PELAJARAN ADALAH KEHIDUPAN, HIDUP UNTUK BELAJAR DAN BELAJAR UNTUK KEHIDUPAN

Sabtu, 02 November 2013

15022013

Ada yang bilang, seseorang baru dikatakan sempurna jika dia pernah mengalami sayatan tiada henti. Menghadapi cercaan beruntun tanpa pandang arah. Seperti segumpal tanah liat yang menjadi cantik setelah dibentuk menjadi tembikar. Tapi apakah harus demikian? Memilih melukai diri sendiri. Membiarkan teriris, tergores bak goresan pisau. Jika hanya sebesar goresan di jari mungkin tak seberapa. Jika seluas mata memandang?

Merasakan yang tidak dirasakan orang lain. Merasakan yang tidak dipahami orang lain. Meninggalkan yang tidak dipunyai mereka.

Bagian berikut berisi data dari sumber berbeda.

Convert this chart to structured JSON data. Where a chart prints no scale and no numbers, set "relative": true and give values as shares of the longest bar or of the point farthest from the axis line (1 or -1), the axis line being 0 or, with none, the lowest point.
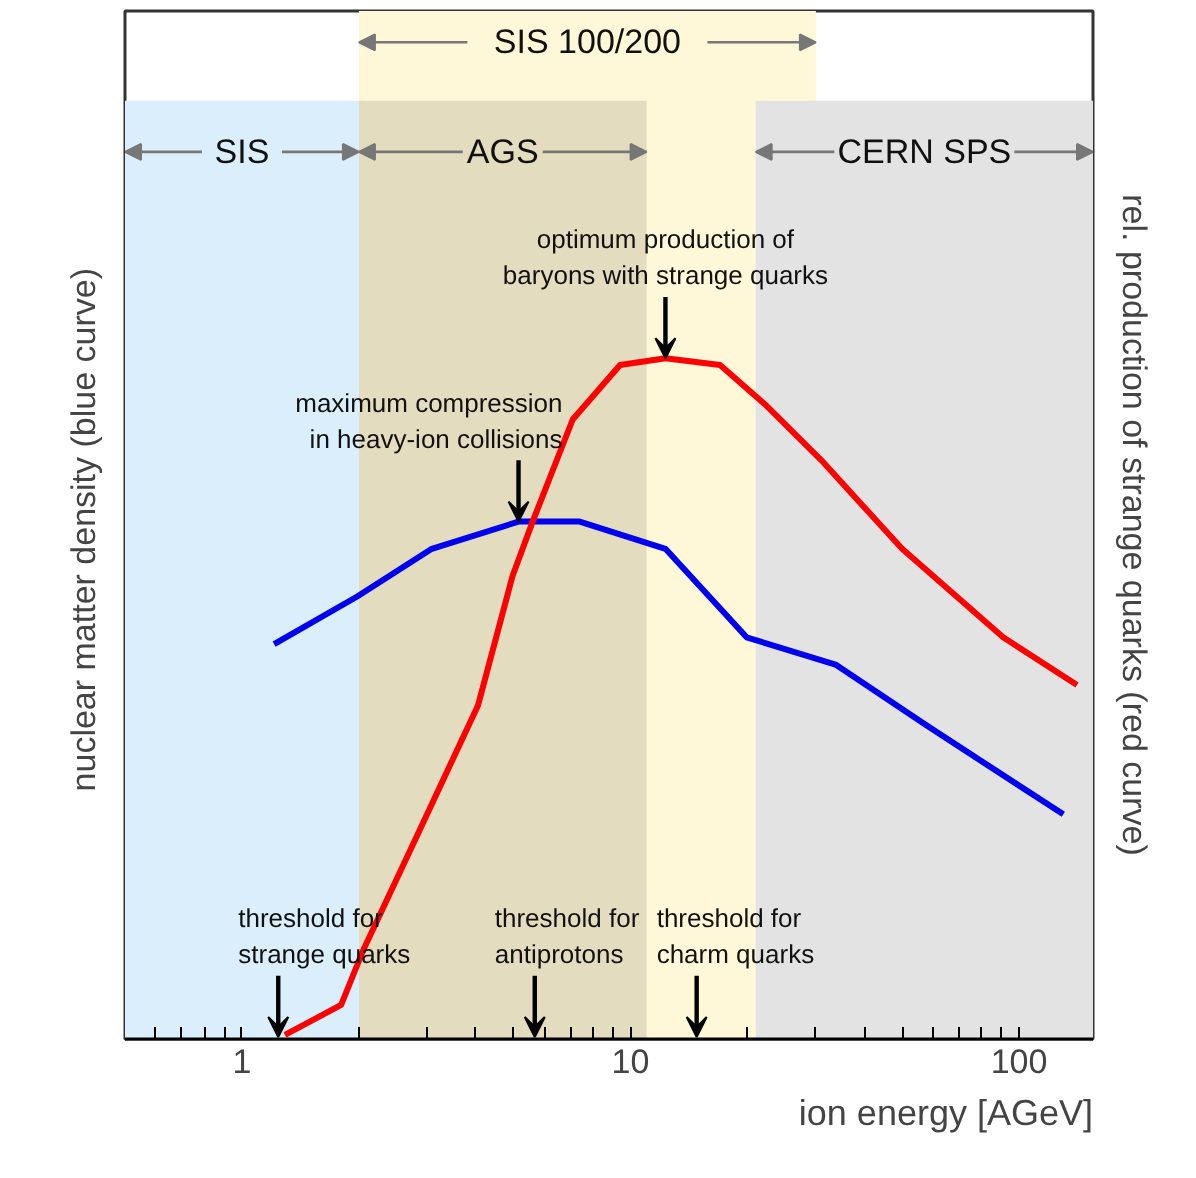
{
  "chart_data": {
    "type": "line",
    "relative": true,
    "xlabel": "ion energy [AGeV]",
    "ylabel": "nuclear matter density  (blue curve)",
    "y2label": "rel. production of strange quarks (red curve)",
    "log": "x",
    "grid": false,
    "tick_labels": "x",
    "line_style": "solid",
    "marker": "none",
    "xlim": [
      0.5,
      155
    ],
    "xticks": [
      {
        "value": 0.6,
        "label": null
      },
      {
        "value": 0.7,
        "label": null
      },
      {
        "value": 0.8,
        "label": null
      },
      {
        "value": 0.9,
        "label": null
      },
      1,
      {
        "value": 2,
        "label": null
      },
      {
        "value": 3,
        "label": null
      },
      {
        "value": 4,
        "label": null
      },
      {
        "value": 5,
        "label": null
      },
      {
        "value": 6,
        "label": null
      },
      {
        "value": 7,
        "label": null
      },
      {
        "value": 8,
        "label": null
      },
      {
        "value": 9,
        "label": null
      },
      10,
      {
        "value": 20,
        "label": null
      },
      {
        "value": 30,
        "label": null
      },
      {
        "value": 40,
        "label": null
      },
      {
        "value": 50,
        "label": null
      },
      {
        "value": 60,
        "label": null
      },
      {
        "value": 70,
        "label": null
      },
      {
        "value": 80,
        "label": null
      },
      {
        "value": 90,
        "label": null
      },
      100
    ],
    "series": [
      {
        "color": "#0000ee",
        "x": [
          1.21,
          1.98,
          3.08,
          5.15,
          7.4,
          12.3,
          19.9,
          33.7,
          58,
          130
        ],
        "values": [
          0.58,
          0.65,
          0.72,
          0.76,
          0.76,
          0.72,
          0.59,
          0.55,
          0.46,
          0.33
        ]
      },
      {
        "color": "#ff0000",
        "x": [
          1.29,
          1.8,
          2.05,
          2.83,
          4.05,
          4.97,
          5.6,
          7.1,
          9.4,
          12.3,
          17,
          22.4,
          31,
          50,
          91,
          141
        ],
        "values": [
          0.006,
          0.05,
          0.13,
          0.3,
          0.49,
          0.68,
          0.76,
          0.91,
          0.99,
          1,
          0.99,
          0.93,
          0.85,
          0.72,
          0.59,
          0.52
        ]
      }
    ],
    "bands": [
      {
        "axis": "x",
        "from": 2,
        "to": 30,
        "label": "SIS 100/200",
        "color": "#fff8d8"
      },
      {
        "axis": "x",
        "from": 0.5,
        "to": 2,
        "label": "SIS",
        "color": "#dbeefc"
      },
      {
        "axis": "x",
        "from": 2,
        "to": 11,
        "label": "AGS",
        "color": "#e3dcbf"
      },
      {
        "axis": "x",
        "from": 21,
        "to": 155,
        "label": "CERN SPS",
        "color": "#e3e3e3"
      }
    ],
    "annotations": [
      {
        "text": "threshold for\nstrange quarks",
        "x": 1.24,
        "y": 0
      },
      {
        "text": "threshold for\nantiprotons",
        "x": 5.67,
        "y": 0
      },
      {
        "text": "threshold for\ncharm quarks",
        "x": 14.8,
        "y": 0
      },
      {
        "text": "maximum compression\nin heavy-ion collisions",
        "x": 5.15,
        "y": 0.76
      },
      {
        "text": "optimum production of\nbaryons with strange quarks",
        "x": 12.3,
        "y": 1
      }
    ]
  }
}
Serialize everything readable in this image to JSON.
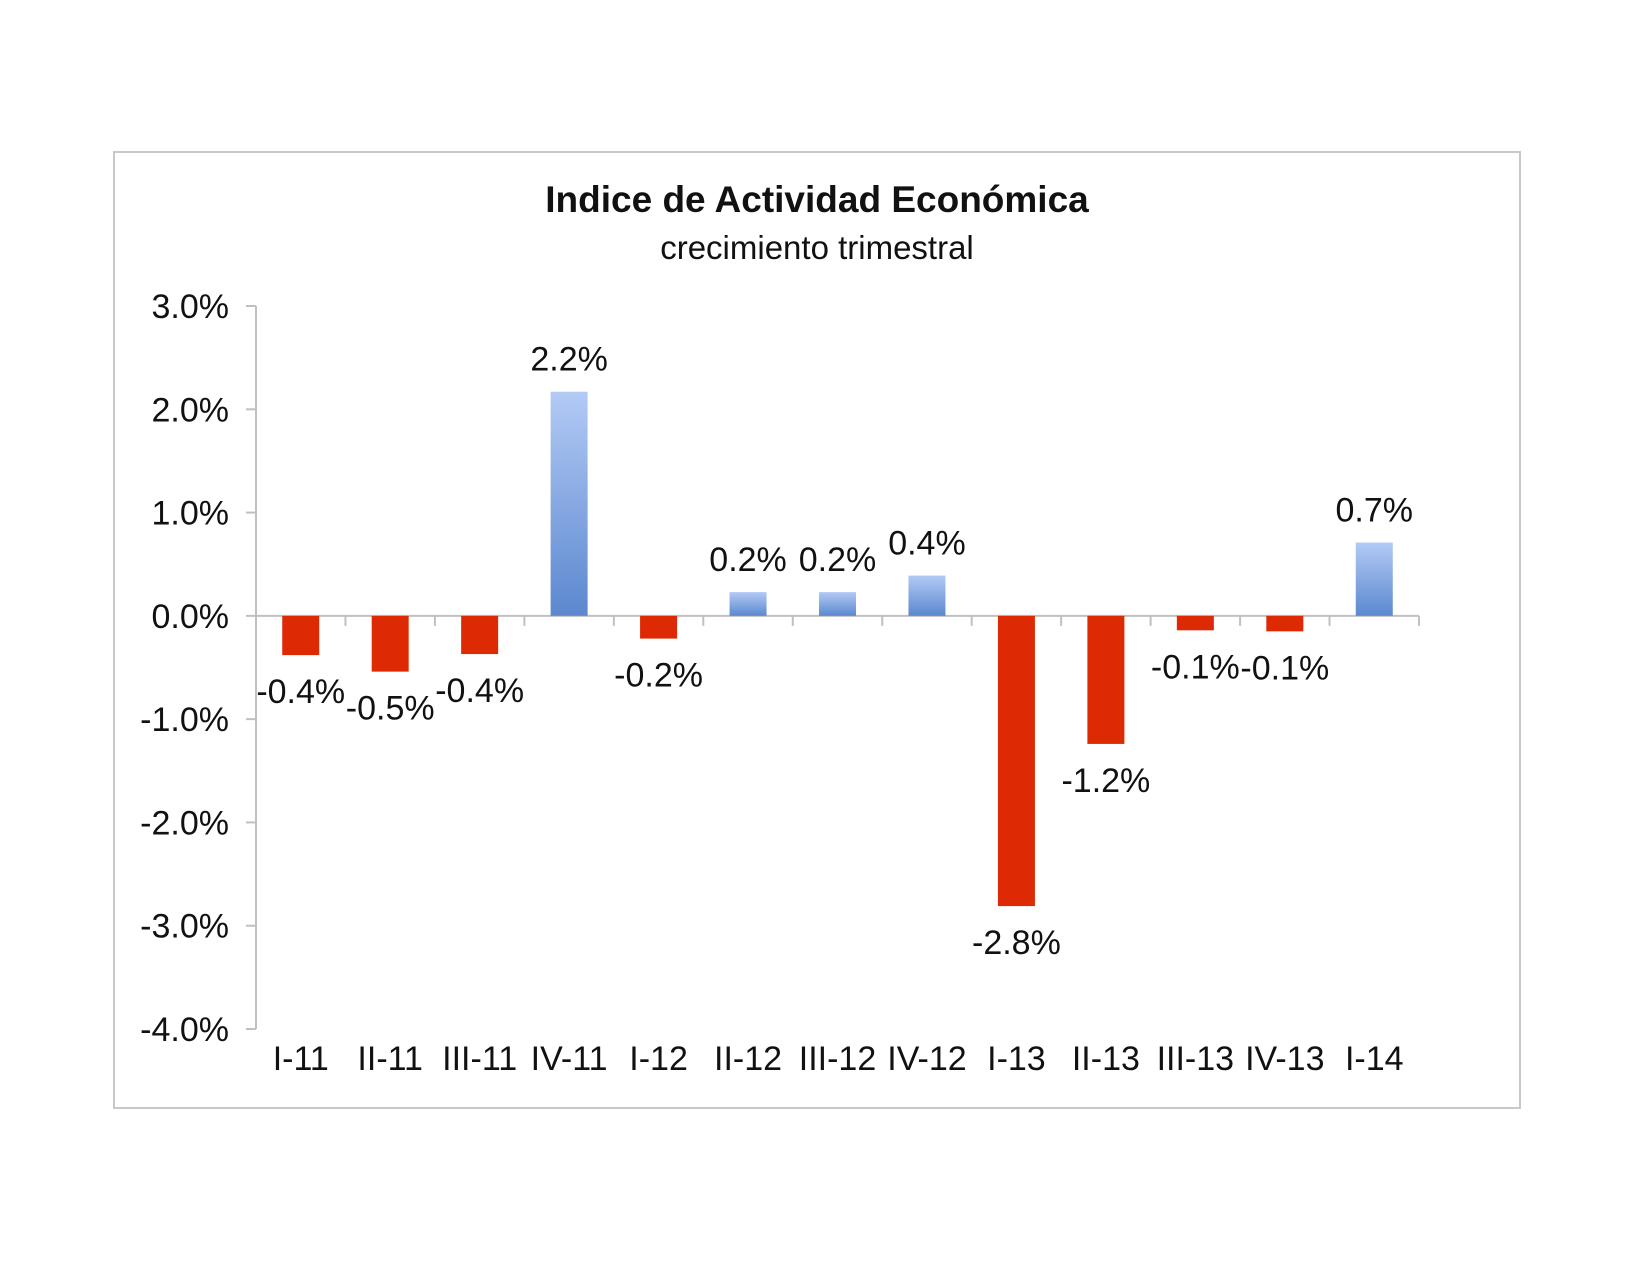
{
  "chart_data": {
    "type": "bar",
    "title": "Indice de Actividad Económica",
    "subtitle": "crecimiento trimestral",
    "categories": [
      "I-11",
      "II-11",
      "III-11",
      "IV-11",
      "I-12",
      "II-12",
      "III-12",
      "IV-12",
      "I-13",
      "II-13",
      "III-13",
      "IV-13",
      "I-14"
    ],
    "values": [
      -0.38,
      -0.54,
      -0.37,
      2.17,
      -0.22,
      0.23,
      0.23,
      0.39,
      -2.81,
      -1.24,
      -0.14,
      -0.15,
      0.71
    ],
    "data_labels": [
      "-0.4%",
      "-0.5%",
      "-0.4%",
      "2.2%",
      "-0.2%",
      "0.2%",
      "0.2%",
      "0.4%",
      "-2.8%",
      "-1.2%",
      "-0.1%",
      "-0.1%",
      "0.7%"
    ],
    "ylim": [
      -4.0,
      3.0
    ],
    "yticks": [
      3.0,
      2.0,
      1.0,
      0.0,
      -1.0,
      -2.0,
      -3.0,
      -4.0
    ],
    "ytick_labels": [
      "3.0%",
      "2.0%",
      "1.0%",
      "0.0%",
      "-1.0%",
      "-2.0%",
      "-3.0%",
      "-4.0%"
    ],
    "xlabel": "",
    "ylabel": "",
    "grid": false,
    "legend": "none",
    "colors": {
      "positive_top": "#b3caf5",
      "positive_bottom": "#5b88cf",
      "negative": "#dd2a05",
      "axis": "#c0c0c0"
    }
  }
}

Melepas yang tak ingin dilepas.
Adakah kau pernah merasakannya?

Habisnya kesempatan untuk menggapai hal yang seharusnya bisa dipunya. Melepaskan dalam keterpaksaan dan keterpurukan.

Habis sudah kesempatan dariNya. Pergi sudah titipanNya. Hilang sudah masa memiliki sesuatu yang pernah Dia berikan.

Semua tak kembali sama.
Senyum yang tak lagi sama.

Mungkin, terlalu angkuh kah? Mengakui bahwa titipanNya itu sangat berarti? Hingga merasa boleh untuk sesekali melukai hatinya? atau bahkan mengabaikannya.

Padahal tiada lelah ia meminjamkan tangannya, telinganya, waktunya, dan apa-apa yang dipunya. Memohonkan kebaikan. Menyunggingkan senyum. Melapangkan dada. Melantunkan do’a. Memantikan dukungan dan semangat.

Ketika kepergian menjadi tamparan keras. Dan lukanya tak hilang segera. Setelahnya mungkin hanya ada penyesalan dan kekecewaan di hati bukan?

Maafkan.
Maaf yang mungkin tidak bisa mengobati.

Sang bunga matahari akan tetap mencari cahayanya yang tak tergantikan. Meski dalam gelapnya temaram bulan. Layaknya bumi yang selalu mengintai matahari, memandang bayang dari sudut lain.